Israel freezes UAE oil deal over environmental concerns

This picture taken on February 10, 2021 shows an aerial view of (foreground) oil storage containers of the Eilat Ashkelon Pipeline Company (EAPC) in the mountains near Israel’s Red Sea port city of Eilat (C-L), and (background) the Jordanian coastline south of Aqaba (top L). – Israeli environmentalists are warning that the UAE-Israeli deal to bring Emirati crude oil by tanker to a pipeline in Eilat threatens unique Red Sea coral reefs and could lead to “the next ecological disaster”. The deal was signed after Israel and the UAE normalised ties late in 2020, and should come into force within the next few months. (Photo by MENAHEM KAHANA / AFP)

JERUSALEM, Undefined (AFP) — Israel’s environmental protection ministry said Sunday it was delaying implementation of a proposed oil transport deal with the United Arab Emirates, freezing a project that has angered environmentalists.

The agreement, which followed the UAE and Israel establishing diplomatic ties last year, would see Gulf oil brought to the Red Sea port of Eilat by tanker, than moved by pipeline through mainland Israel to the Mediterranean port of Ashkelon, from where it would be shipped to Europe.

This handout image provided by United Arab Emirates News Agency (WAM) on June 29, 2021 shows United Arab Emirates Minister of Foreign Affairs and International Co-operation Sheikh Abdullah bin Zayed bin Sultan Al-Nahyan (R) welcoming Israel’s top diplomat Yair Lapid in Abu Dhabi. – Lapid opened the Jewish state’s first embassy in the Gulf during a trip to the United Arab Emirates, nine months after they signed a normalisation deal. (Photo by HO WAM / AFP)

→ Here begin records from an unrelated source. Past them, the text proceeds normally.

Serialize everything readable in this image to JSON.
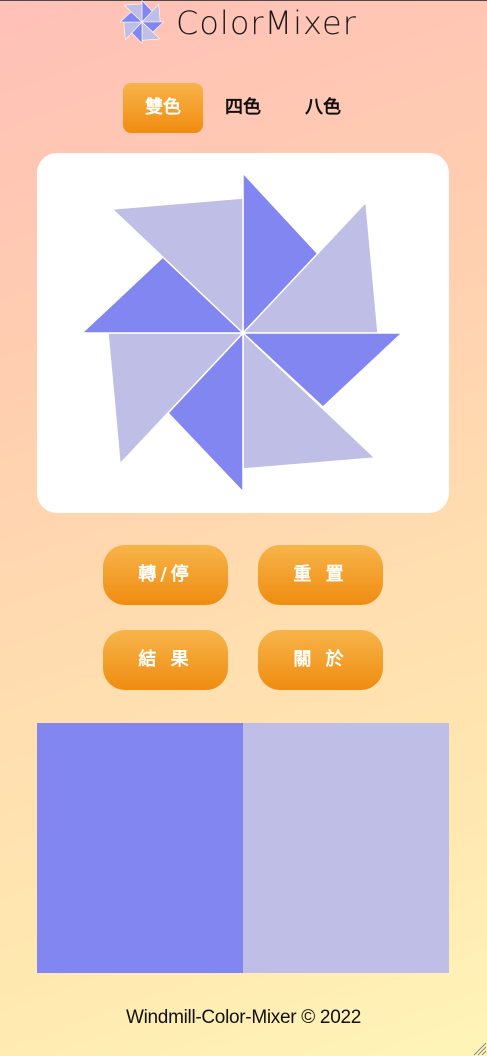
{
  "app": {
    "title": "ColorMixer"
  },
  "tabs": [
    {
      "label": "雙色",
      "active": true
    },
    {
      "label": "四色",
      "active": false
    },
    {
      "label": "八色",
      "active": false
    }
  ],
  "colors": {
    "primary": "#8286f0",
    "secondary": "#bebee6",
    "accent_start": "#f7b44a",
    "accent_end": "#f08c10"
  },
  "buttons": {
    "spin_stop": "轉/停",
    "reset": "重 置",
    "result": "結 果",
    "about": "關 於"
  },
  "footer": {
    "text": "Windmill-Color-Mixer © 2022"
  }
}
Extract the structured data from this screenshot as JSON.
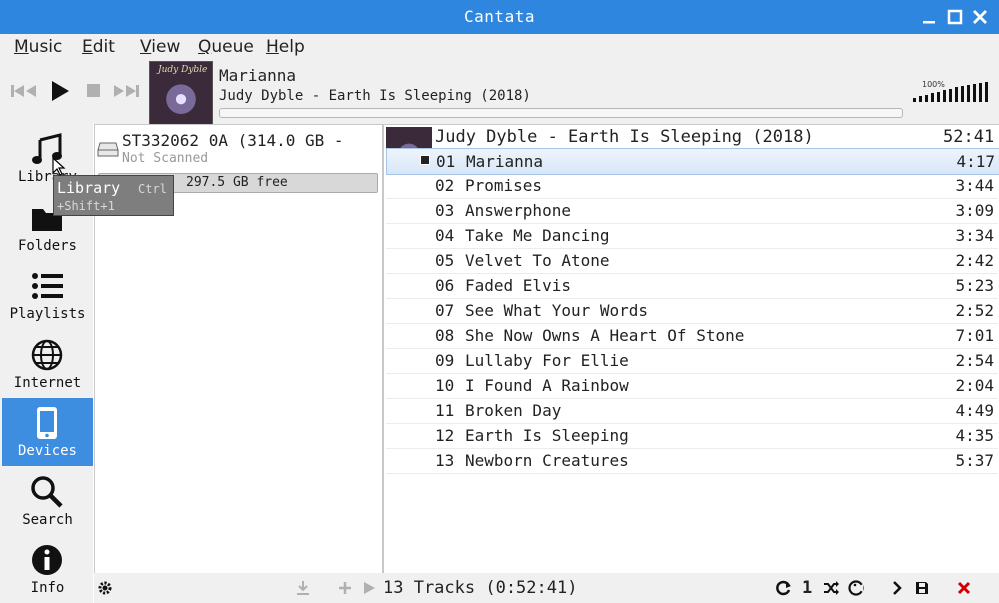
{
  "window": {
    "title": "Cantata"
  },
  "menu": {
    "items": [
      "Music",
      "Edit",
      "View",
      "Queue",
      "Help"
    ]
  },
  "now_playing": {
    "title": "Marianna",
    "artist_album": "Judy Dyble - Earth Is Sleeping (2018)",
    "cover_text": "Judy Dyble",
    "progress": 0.0,
    "volume_label": "100%"
  },
  "sidebar": {
    "items": [
      {
        "label": "Library",
        "icon": "music-note-icon"
      },
      {
        "label": "Folders",
        "icon": "folder-icon"
      },
      {
        "label": "Playlists",
        "icon": "list-icon"
      },
      {
        "label": "Internet",
        "icon": "globe-icon"
      },
      {
        "label": "Devices",
        "icon": "phone-icon",
        "active": true
      },
      {
        "label": "Search",
        "icon": "search-icon"
      },
      {
        "label": "Info",
        "icon": "info-icon"
      }
    ]
  },
  "tooltip": {
    "title": "Library",
    "shortcut_1": "Ctrl",
    "shortcut_2": "+Shift+1"
  },
  "device": {
    "name": "ST332062 0A (314.0 GB -",
    "status": "Not Scanned",
    "free": "297.5 GB free"
  },
  "playlist": {
    "album_header": "Judy Dyble - Earth Is Sleeping (2018)",
    "album_length": "52:41",
    "tracks": [
      {
        "num": "01",
        "title": "Marianna",
        "length": "4:17"
      },
      {
        "num": "02",
        "title": "Promises",
        "length": "3:44"
      },
      {
        "num": "03",
        "title": "Answerphone",
        "length": "3:09"
      },
      {
        "num": "04",
        "title": "Take Me Dancing",
        "length": "3:34"
      },
      {
        "num": "05",
        "title": "Velvet To Atone",
        "length": "2:42"
      },
      {
        "num": "06",
        "title": "Faded Elvis",
        "length": "5:23"
      },
      {
        "num": "07",
        "title": "See What Your Words",
        "length": "2:52"
      },
      {
        "num": "08",
        "title": "She Now Owns A Heart Of Stone",
        "length": "7:01"
      },
      {
        "num": "09",
        "title": "Lullaby For Ellie",
        "length": "2:54"
      },
      {
        "num": "10",
        "title": "I Found A Rainbow",
        "length": "2:04"
      },
      {
        "num": "11",
        "title": "Broken Day",
        "length": "4:49"
      },
      {
        "num": "12",
        "title": "Earth Is Sleeping",
        "length": "4:35"
      },
      {
        "num": "13",
        "title": "Newborn Creatures",
        "length": "5:37"
      }
    ]
  },
  "status": {
    "summary": "13 Tracks (0:52:41)",
    "single_label": "1"
  },
  "colors": {
    "accent": "#2e86de",
    "active_sidebar": "#3d8ee0",
    "stop_red": "#d40000"
  }
}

The oil deal, involving Israel’s state-owned Europe-Asia Pipeline Company (EAPC) and an Israeli-Emirati company called MED-RED Land Bridge Ltd, has not launched.

But activists have sounded the alarm about potential threats to the northern Red Sea corals off Eilat’s coast.

Israeli environmental organisations challenged the plan in court, citing the risks of a devastating leak or spill, with tens of millions of tonnes of crude expected to be brought through Israel each year.

EAPC submitted its response in court last week, providing a risk assessment, which it claimed that the risk from the increased flow of crude was miniscule.

But on Sunday, Israel’s environmental protection ministry said the risk assessment “did not meet the conditions” stipulated by the ministry, and was therefore not valid.

The ministry told EAPC in a letter it was “delaying the evaluation of your preparations to increase activity in the Eilat port, until the government has a discussion and reaches a decision” on the project.

Israeli Environmental Protection Minister Tamar Zandberg arrives for a photo at the President’s residence during a ceremony for the new coalition government in Jerusalem, on June 14, 2021. (Photo by EMMANUEL DUNAND / AFP)

The decision to freeze the deal’s implementation was made by recently sworn-in Environmental Protection Minister Tamar Zandberg of the left wing Meretz party, who has been an outspoken opponent of the EAPC-Emirati agreement.

A spokesman for the government of Prime Minister Naftali Bennett, whose ideologically diverse coalition was sworn in last month, said his office had “asked the court for an extension of time, in order to respond to the petition filed by the environmental organisations.”

A spokeswoman for EAPC had no comment.

Activists argue the deal evaded tough regulatory scrutiny because of EAPC’s status as a state-owned firm working in the sensitive energy sector.